Popatrzyłam po dużym pomieszczeniu pełnym bibelotów. Sala od polskiego, jakby nie inaczej? Duża biała tablica z kolorowymi markerami ścieralnymi położonymi na metalowej półeczce. Niedaleko biurko polonistki. Za nami ławki i krzesła. Blaty pomazane długopisami, a pod nimi gumy,które zaschły pod wpływem czasu. Porzucone przed właścicieli obumarły i obrzydzały nowo przybyłych. Dyrektor przywitał nas przy drzwiach wejściowych o godzinie ósmej. Co za zły człowiek nie pozwalał wyspać się w weekend! Ale co ja mogłam powiedzieć? No właśnie nic. Coraz bardziej rozważałam, czy nie lepiej było wtedy dało się zlać po tej mordzie?

- O mopy poproście Panią Basię. Ściereczki leżą na parapecie. Coś jeszcze? - zamyślił się. - Chyba nie. Jakby co, wszelkie pytania kierujcie do Pani Basi. Miłej zabawy, dziewczyny. - odrzekł dyrektor i opuścił pomieszczenie z zadowoleniem. Z korytarza można było usłyszeć pogwizdywania mężczyzny. Wypuściłam powietrze. Zero chęci. Adrianna zasiadła na krześle z nogami ułożonymi na ławce uczniowskiej. Ręce założyła za głowę. Uniosła jedną brew do góry patrząc na mnie.

- To zabieraj się do roboty. - powiedziała chytrze. Myślałam, że żartowała. Okazało się, że nie. Jeśli ona podejrzewała, że będę za nią odwalać całą robotę to grubo się myliła. Zaśmiałam się ironicznie i otrzymaną od dyrcia zmiotkę upuściłam na ziemię. Ułożyłam się wygodnie na krześle podobnie jak moja rówieśniczka.

- Chyba śnisz.

Zmierzyła mnie wzrokiem. Jej twarz nabrała groźnego wyrazu. Górna warga drgała. Zdjęła nogi z blatu a ręce oparła o kolana.

- Masz się wziąć do roboty zanim znowu ci przyłoże. - mówiła ciszej i wydawałoby się z poważniejszym tonem.

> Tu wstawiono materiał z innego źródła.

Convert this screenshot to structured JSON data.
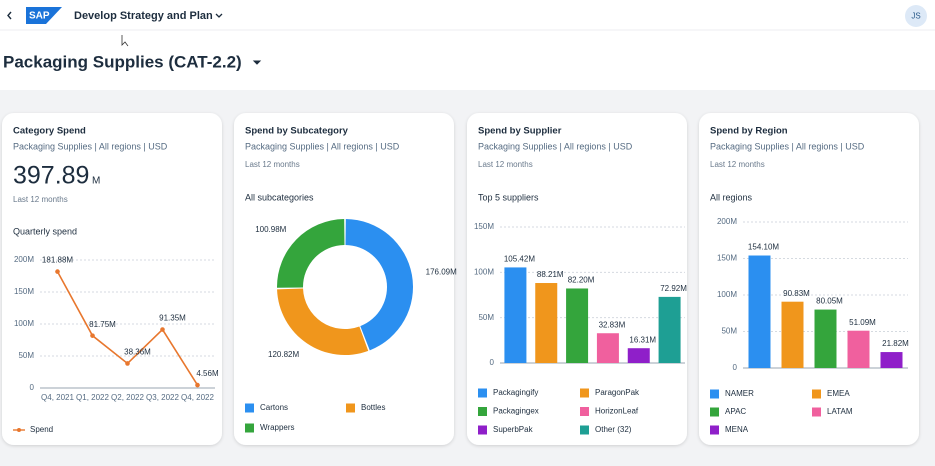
{
  "header": {
    "logo": "SAP",
    "app_title": "Develop Strategy and Plan",
    "user_initials": "JS"
  },
  "page_title": "Packaging Supplies (CAT-2.2)",
  "chart_data": [
    {
      "type": "line",
      "title": "Category Spend",
      "subtitle": "Packaging Supplies | All regions | USD",
      "kpi_value": 397.89,
      "kpi_unit": "M",
      "period": "Last 12 months",
      "chart_title": "Quarterly spend",
      "categories": [
        "Q4, 2021",
        "Q1, 2022",
        "Q2, 2022",
        "Q3, 2022",
        "Q4, 2022"
      ],
      "series": [
        {
          "name": "Spend",
          "color": "#e8772e",
          "values": [
            181.88,
            81.75,
            38.36,
            91.35,
            4.56
          ],
          "value_labels": [
            "181.88M",
            "81.75M",
            "38.36M",
            "91.35M",
            "4.56M"
          ]
        }
      ],
      "ylim": [
        0,
        200
      ],
      "yticks": [
        0,
        {
          "value": 50,
          "label": "50M"
        },
        {
          "value": 100,
          "label": "100M"
        },
        {
          "value": 150,
          "label": "150M"
        },
        {
          "value": 200,
          "label": "200M"
        }
      ],
      "grid": true
    },
    {
      "type": "donut",
      "title": "Spend by Subcategory",
      "subtitle": "Packaging Supplies | All regions | USD",
      "period": "Last 12 months",
      "chart_title": "All subcategories",
      "categories": [
        "Cartons",
        "Bottles",
        "Wrappers"
      ],
      "values": [
        176.09,
        120.82,
        100.98
      ],
      "value_labels": [
        "176.09M",
        "120.82M",
        "100.98M"
      ],
      "colors": [
        "#2b8ff0",
        "#f0961c",
        "#34a53c"
      ]
    },
    {
      "type": "bar",
      "title": "Spend by Supplier",
      "subtitle": "Packaging Supplies | All regions | USD",
      "period": "Last 12 months",
      "chart_title": "Top 5 suppliers",
      "categories": [
        "Packagingify",
        "ParagonPak",
        "Packagingex",
        "HorizonLeaf",
        "SuperbPak",
        "Other (32)"
      ],
      "values": [
        105.42,
        88.21,
        82.2,
        32.83,
        16.31,
        72.92
      ],
      "value_labels": [
        "105.42M",
        "88.21M",
        "82.20M",
        "32.83M",
        "16.31M",
        "72.92M"
      ],
      "colors": [
        "#2b8ff0",
        "#f0961c",
        "#34a53c",
        "#f0609e",
        "#8f1fc9",
        "#1e9f94"
      ],
      "ylim": [
        0,
        150
      ],
      "yticks": [
        0,
        {
          "value": 50,
          "label": "50M"
        },
        {
          "value": 100,
          "label": "100M"
        },
        {
          "value": 150,
          "label": "150M"
        }
      ],
      "grid": true
    },
    {
      "type": "bar",
      "title": "Spend by Region",
      "subtitle": "Packaging Supplies | All regions | USD",
      "period": "Last 12 months",
      "chart_title": "All regions",
      "categories": [
        "NAMER",
        "EMEA",
        "APAC",
        "LATAM",
        "MENA"
      ],
      "values": [
        154.1,
        90.83,
        80.05,
        51.09,
        21.82
      ],
      "value_labels": [
        "154.10M",
        "90.83M",
        "80.05M",
        "51.09M",
        "21.82M"
      ],
      "colors": [
        "#2b8ff0",
        "#f0961c",
        "#34a53c",
        "#f0609e",
        "#8f1fc9"
      ],
      "ylim": [
        0,
        200
      ],
      "yticks": [
        0,
        {
          "value": 50,
          "label": "50M"
        },
        {
          "value": 100,
          "label": "100M"
        },
        {
          "value": 150,
          "label": "150M"
        },
        {
          "value": 200,
          "label": "200M"
        }
      ],
      "grid": true
    }
  ]
}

- A co ja jestem? Robol? Ty wyglądasz jak chłop. Zgodnie z zasadami panującymi od wielu stuleci, damy siedzą a chłopy robią. - swobodnie siedząc wybroniłam się mądrą wypowiedzią. Dziewczyna brutalnie wstała, jej krzesło odleciało do tyłu. Złapała mnie kurczowo za kołnierz bluzki. Zrobiłam to samo. Trzymałyśmy się wściekle za materiały bluzek i rzucałyśmy na siebie pełne nienawiści spojrzenia.

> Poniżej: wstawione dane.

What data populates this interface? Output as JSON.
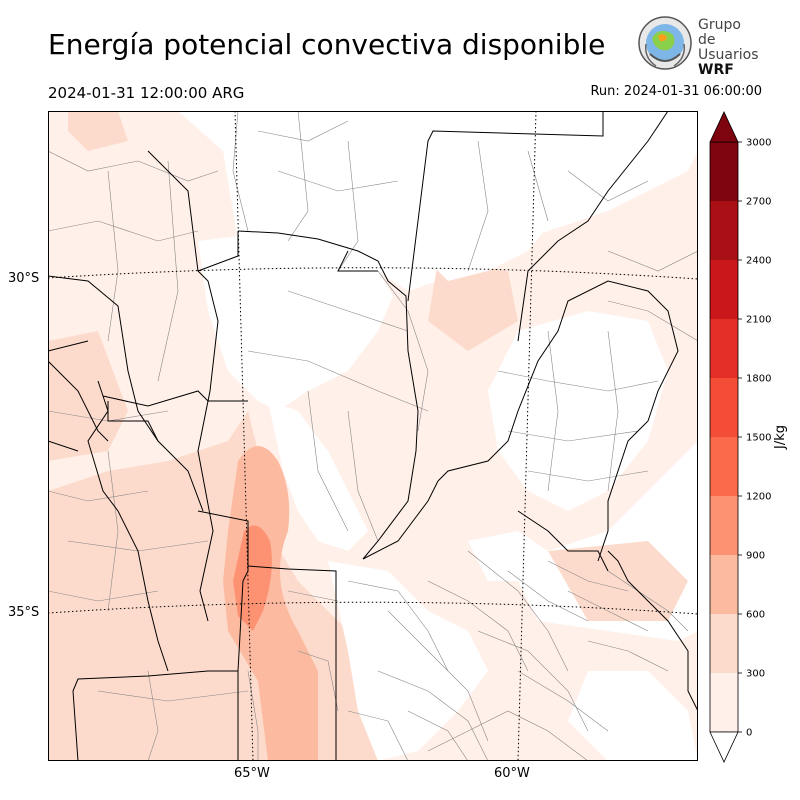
{
  "header": {
    "title": "Energía potencial convectiva disponible",
    "valid_time": "2024-01-31 12:00:00 ARG",
    "run_time": "Run: 2024-01-31 06:00:00"
  },
  "logo": {
    "line1": "Grupo de",
    "line2": "Usuarios",
    "line3": "WRF"
  },
  "map": {
    "lat_labels": [
      "30°S",
      "35°S"
    ],
    "lon_labels": [
      "65°W",
      "60°W"
    ],
    "colors": {
      "border_province": "#000000",
      "border_department": "#888888",
      "graticule": "#000000"
    }
  },
  "colorbar": {
    "label": "J/kg",
    "ticks": [
      "0",
      "300",
      "600",
      "900",
      "1200",
      "1500",
      "1800",
      "2100",
      "2400",
      "2700",
      "3000"
    ],
    "colors": [
      "#fff0e9",
      "#fddbcc",
      "#fcbba1",
      "#fc9272",
      "#fb6a4a",
      "#f44d37",
      "#e32f27",
      "#c9171c",
      "#a91016",
      "#7e0510"
    ],
    "extend": "both"
  }
}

- Przyniosłam wam płyn. - weszła do środka Pani Basia, sprzątaczka. Błyskawicznie się od siebie odsunęłyśmy i zupełnie jak aniołki uśmiechałyśmy głupio, by tylko nie nagrabić sobie jeszcze bardziej. Popatrzyła na nas zdezorientowana, położyła płyn na biurko nauczycielki. Zaśmiała się cicho i zniknęła za drzwiami. Wzięłam z parapetu szmatkę. Usłyszałam odchrząknięcie. Zmarszczyłam brwi oczekując wypocin koleżanki.

- Rzuć mi jedną. - powiedziała unikając mojego spojrzenia. Początkowo niechętnie, potem jednak rzuciłam jej ją bez ogródek. Zabrałyśmy się bez większych chęci do sprzątania. Unikałyśmy się w pobliżu, by nie powodować kolejnych konfliktów. Najpierw wytarłyśmy krzesła. Potem zdrapałyśmy metalowymi blaszkami gumy spod ławek, choć nie raz chciało mi się rzygać. Helga śmiała się z moich cierpień. Wtedy nie zwracałam na nią uwagi, bardziej interesowało mnie, żeby nie pobrudzić podłogi swoimi treściami żołądkowymi. Po dzielnym pozbyciu się gum spod drewnianych mebli przetarłyśmy wszystkie blaty. Te czynności zabrały mi godzinę z życia. Z trudem dzieliłyśmy się płynem.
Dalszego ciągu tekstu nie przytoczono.